Kontraproduktiv war freilich, dass al-Qaidas Versuch fehlschlug, die anderen dschihadistischen Terrorgruppen im Irak unter diesem Dach zu vereinen. Einige zogen mit, aber andere setzten sich zur Wehr - was sie nicht zuletzt damit begründeten, dass sie nicht wüssten, wer eigentlich die Männer hinter den blumigen Namen waren. Das wiederum offenbarte al-Qaida nicht, womöglich aus Sicherheitsgründen. Dschihadisten bekämpften sich, es gab zahlreiche Tote.
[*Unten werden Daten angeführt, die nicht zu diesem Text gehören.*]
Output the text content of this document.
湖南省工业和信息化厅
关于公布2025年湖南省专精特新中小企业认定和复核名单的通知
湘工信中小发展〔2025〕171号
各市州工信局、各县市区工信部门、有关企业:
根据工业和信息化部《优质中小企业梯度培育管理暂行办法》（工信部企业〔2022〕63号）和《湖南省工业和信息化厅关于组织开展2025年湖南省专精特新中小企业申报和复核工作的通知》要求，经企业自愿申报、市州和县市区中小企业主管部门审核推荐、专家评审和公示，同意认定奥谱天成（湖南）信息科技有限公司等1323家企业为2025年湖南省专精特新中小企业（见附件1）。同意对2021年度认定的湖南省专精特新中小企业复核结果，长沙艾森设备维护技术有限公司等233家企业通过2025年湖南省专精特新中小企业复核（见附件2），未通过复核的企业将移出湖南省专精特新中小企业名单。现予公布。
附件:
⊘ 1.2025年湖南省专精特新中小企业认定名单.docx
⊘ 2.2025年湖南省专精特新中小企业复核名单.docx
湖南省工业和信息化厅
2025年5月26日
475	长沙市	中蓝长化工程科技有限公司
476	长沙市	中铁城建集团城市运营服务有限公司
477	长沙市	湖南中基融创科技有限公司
Bis heute ist das Rätsel der Identitäten unterdessen ungelöst. Und weil al-Qaida nie Details über ihre Chef-Kader preisgegeben hat, ist es in den 1000 Tagen seit der Gründung mehrfach zu verwirrenden Nachrichtenlagen gekommen: Immer schön abwechselnd waren der Staatschef und der Kriegsminister mal tot, mal in Haft, mal identifiziert - und stets meldeten sie sich kurz darauf wieder mit Propagandabotschaften zu Wort.

Selbst einige seriöse Terrorexperten gehen angesichts dieses Chaos längst davon aus, dass die Namen, hinter denen al-Qaida im Irak sich versteckt, Sammelidentitäten sind - und keine natürlichen Personen bezeichnen.
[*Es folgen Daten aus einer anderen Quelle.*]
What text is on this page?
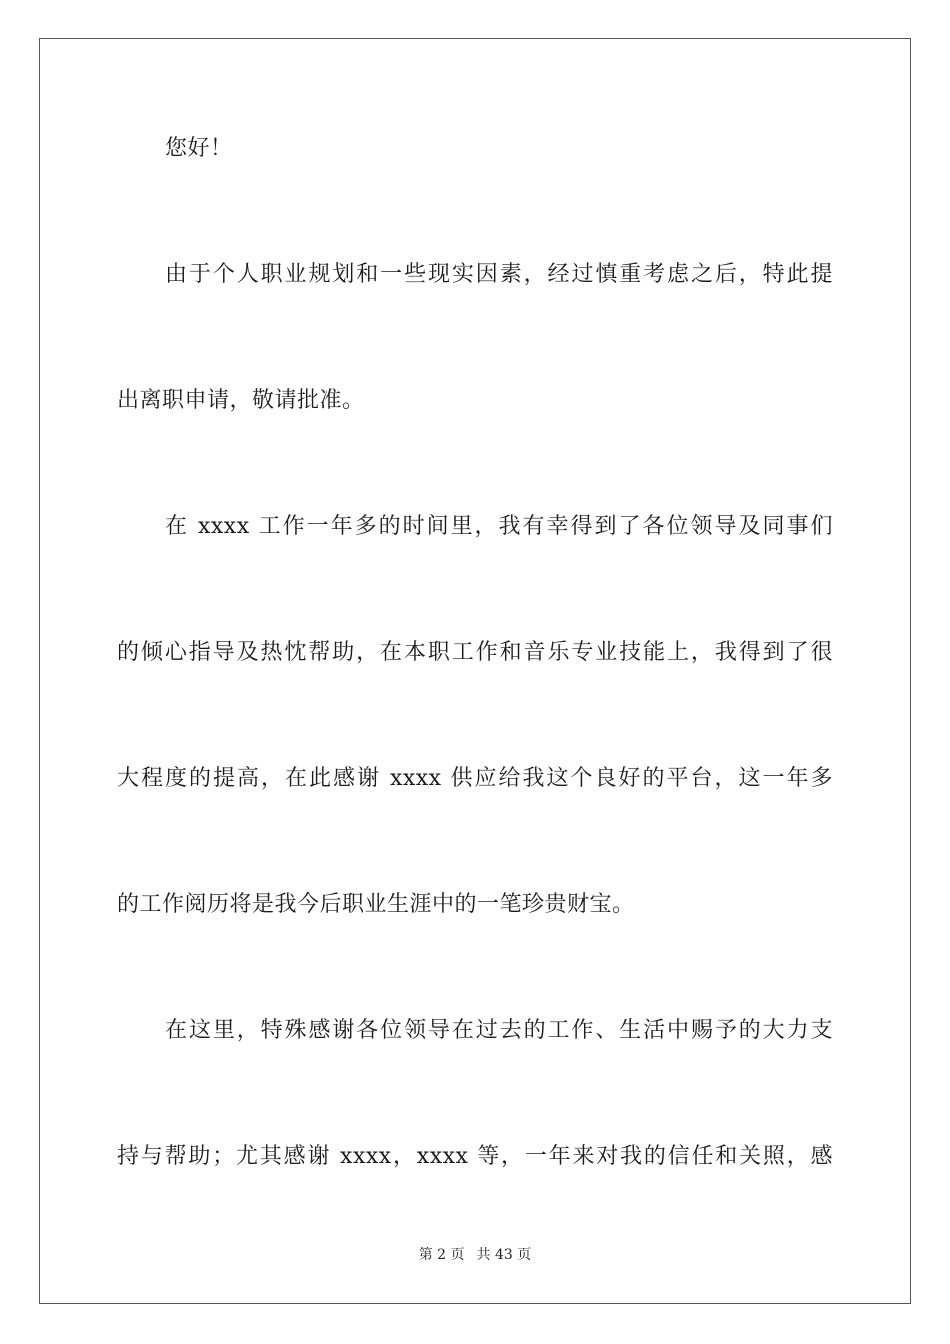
您好！
由于个人职业规划和一些现实因素，经过慎重考虑之后，特此提
出离职申请，敬请批准。
在 xxxx 工作一年多的时间里，我有幸得到了各位领导及同事们
的倾心指导及热忱帮助，在本职工作和音乐专业技能上，我得到了很
大程度的提高，在此感谢 xxxx 供应给我这个良好的平台，这一年多
的工作阅历将是我今后职业生涯中的一笔珍贵财宝。
在这里，特殊感谢各位领导在过去的工作、生活中赐予的大力支
持与帮助；尤其感谢 xxxx，xxxx 等，一年来对我的信任和关照，感
第 2 页 共 43 页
Aufstieg und Fall einer Qaida-Filiale

Nicht unbemerkt blieb derweil, dass al-Qaida im Irak heute längst nicht mehr so schlagkräftig ist wie noch in den Schreckensjahren 2005/06. Allerdings ist das Terrornetzwerk noch nicht besiegt, und der fortschreitende Abzug der US-Armee wird den Terroristen wahrscheinlich wieder neue Freiräume öffnen, um ihre Bomben zu legen oder Selbstmordattentäter auszuschicken.
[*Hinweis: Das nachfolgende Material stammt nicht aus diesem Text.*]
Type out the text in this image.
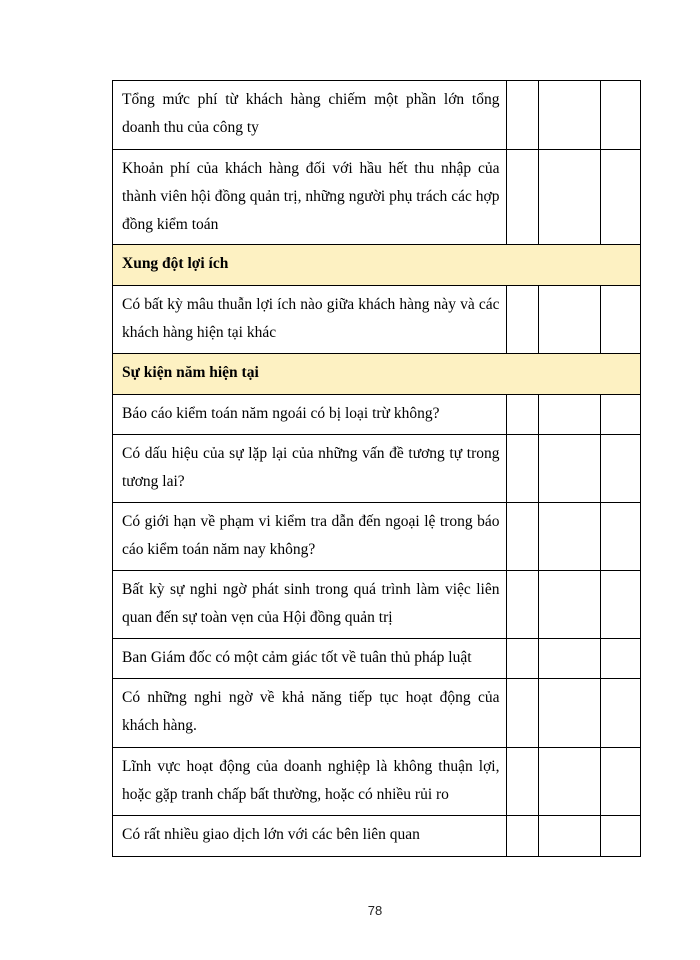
Tổng mức phí từ khách hàng chiếm một phần lớn tổng doanh thu của công ty			
Khoản phí của khách hàng đối với hầu hết thu nhập của thành viên hội đồng quản trị, những người phụ trách các hợp đồng kiểm toán			
Xung đột lợi ích			
Có bất kỳ mâu thuẫn lợi ích nào giữa khách hàng này và các khách hàng hiện tại khác			
Sự kiện năm hiện tại			
Báo cáo kiểm toán năm ngoái có bị loại trừ không?			
Có dấu hiệu của sự lặp lại của những vấn đề tương tự trong tương lai?			
Có giới hạn về phạm vi kiểm tra dẫn đến ngoại lệ trong báo cáo kiểm toán năm nay không?			
Bất kỳ sự nghi ngờ phát sinh trong quá trình làm việc liên quan đến sự toàn vẹn của Hội đồng quản trị			
Ban Giám đốc có một cảm giác tốt về tuân thủ pháp luật			
Có những nghi ngờ về khả năng tiếp tục hoạt động của khách hàng.			
Lĩnh vực hoạt động của doanh nghiệp là không thuận lợi, hoặc gặp tranh chấp bất thường, hoặc có nhiều rủi ro			
Có rất nhiều giao dịch lớn với các bên liên quan			
78
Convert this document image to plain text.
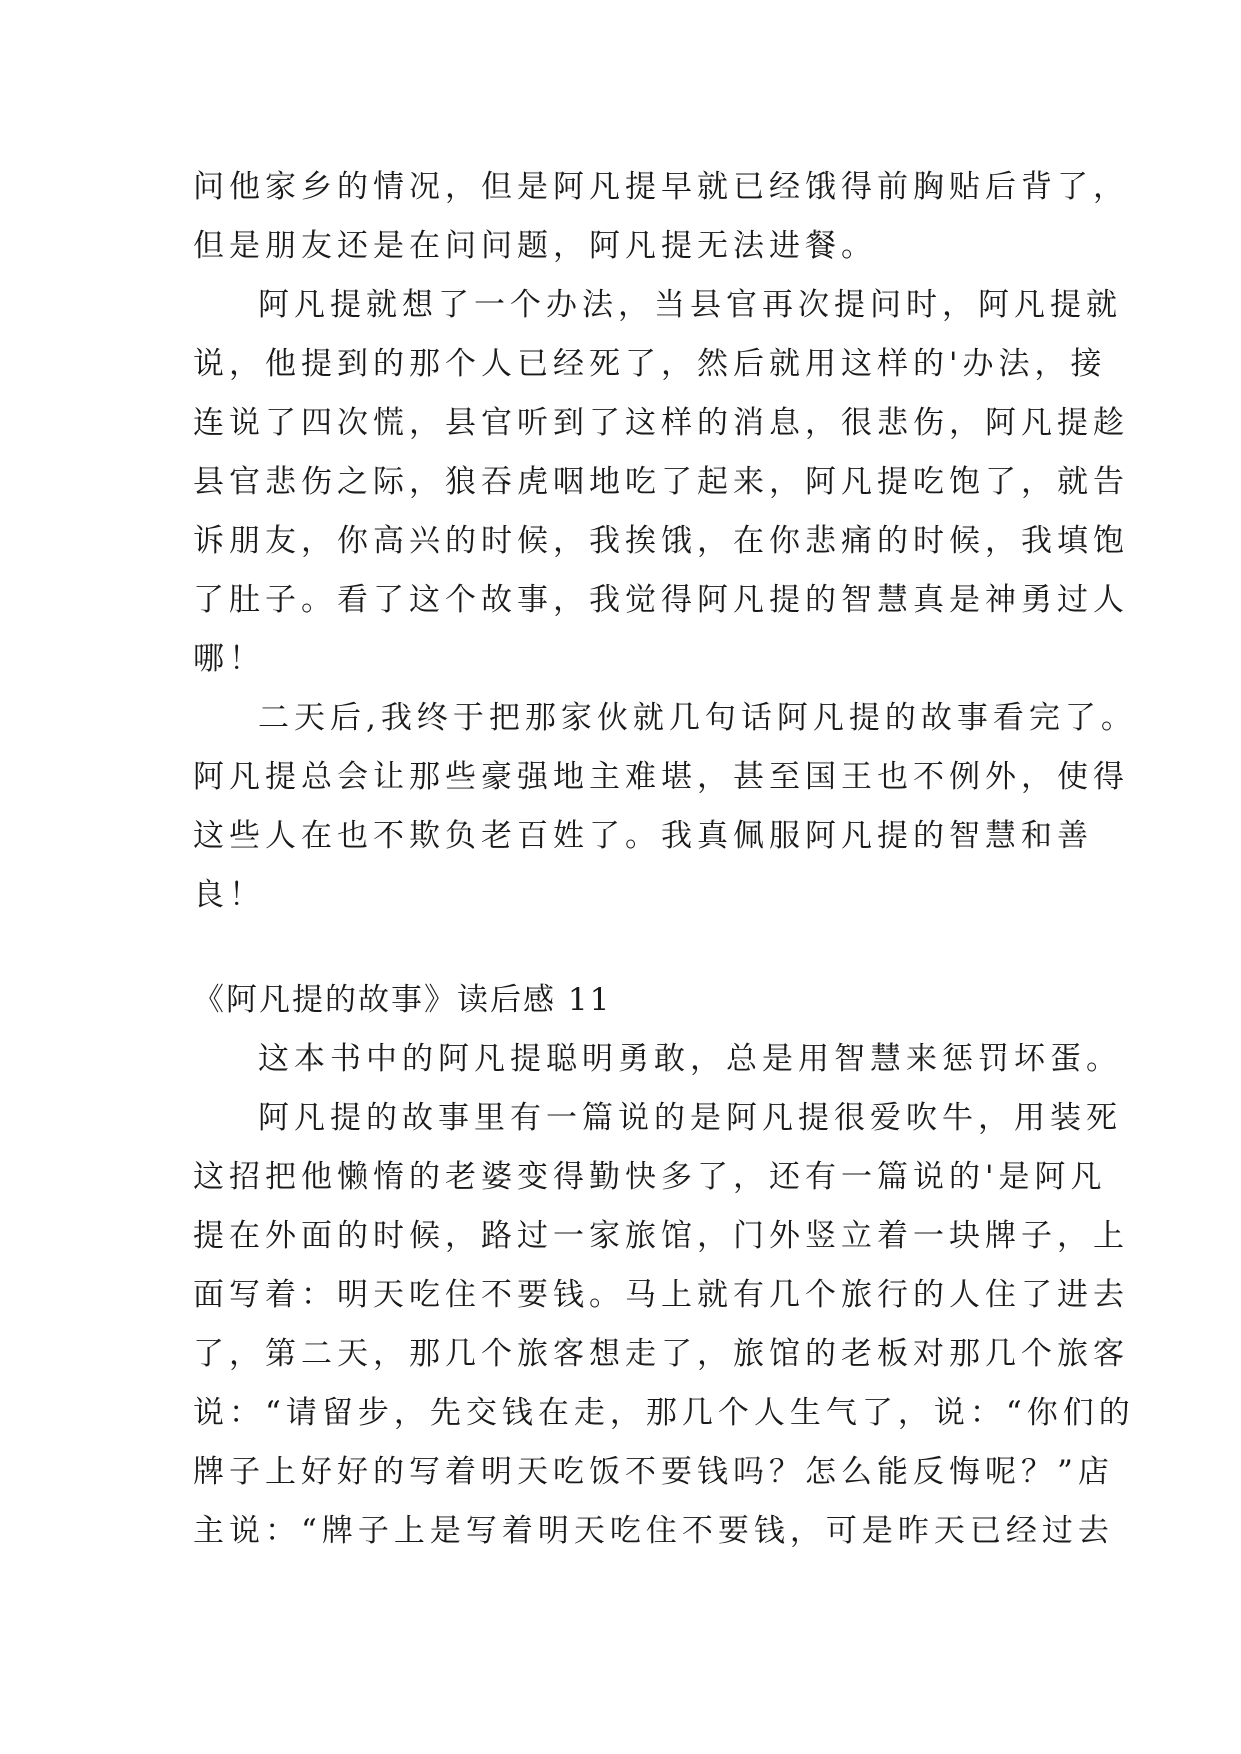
问他家乡的情况，但是阿凡提早就已经饿得前胸贴后背了，
但是朋友还是在问问题，阿凡提无法进餐。
阿凡提就想了一个办法，当县官再次提问时，阿凡提就
说，他提到的那个人已经死了，然后就用这样的'办法，接
连说了四次慌，县官听到了这样的消息，很悲伤，阿凡提趁
县官悲伤之际，狼吞虎咽地吃了起来，阿凡提吃饱了，就告
诉朋友，你高兴的时候，我挨饿，在你悲痛的时候，我填饱
了肚子。看了这个故事，我觉得阿凡提的智慧真是神勇过人
哪！
二天后,我终于把那家伙就几句话阿凡提的故事看完了。
阿凡提总会让那些豪强地主难堪，甚至国王也不例外，使得
这些人在也不欺负老百姓了。我真佩服阿凡提的智慧和善
良！
《阿凡提的故事》读后感 11
这本书中的阿凡提聪明勇敢，总是用智慧来惩罚坏蛋。
阿凡提的故事里有一篇说的是阿凡提很爱吹牛，用装死
这招把他懒惰的老婆变得勤快多了，还有一篇说的'是阿凡
提在外面的时候，路过一家旅馆，门外竖立着一块牌子，上
面写着：明天吃住不要钱。马上就有几个旅行的人住了进去
了，第二天，那几个旅客想走了，旅馆的老板对那几个旅客
说：“请留步，先交钱在走，那几个人生气了，说：“你们的
牌子上好好的写着明天吃饭不要钱吗？怎么能反悔呢？”店
主说：“牌子上是写着明天吃住不要钱，可是昨天已经过去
Dennoch ist der Irak nie zu der Plattform für den internationalen Dschihad geworden, die Sarkawi noch im Sinn gehabt hatte. Er hatte im Irak einen Bürgerkrieg auslösen wollen, um in dem dadurch ausgelösten Chaos gefahrlos ein eigenes internationales Netzwerk aufzubauen, von dem aus er Jordanien, Syrien und Israel attackieren wollte. Der Plan mit dem Bürgerkrieg ging beinahe auf - denn Sarkawi ließ seine Leute Schiiten ermorden, die ihrerseits zurückschlugen. Doch der erträumte "safe haven" für Terroristen wurde der Irak nicht.

Heute gibt es dafür längst zwei andere heiße Kandidaten: Somalia und den Jemen. Somalia ist ein "failed state", der Jemen steht auf der Kippe. Militante Dschihadisten können in beiden Ländern fast so frei walten wie sie wollen. In Somalia ist es besonders dramatisch, denn die Restregierung steht vor dem Fall: Es könnte dort also mittelfristig zu einer weiteren Proklamation eines dschihadistischen Staatswesens kommen.

Abu Omar al-Baghdadi, der Chef des Islamischen Staates Irak, feierte das 1000-Tage-Bestehen indes auf seine Weise: mit einer neuen Tonbotschaft. Wie üblich gibt sie inhaltlich allerdings nichts her.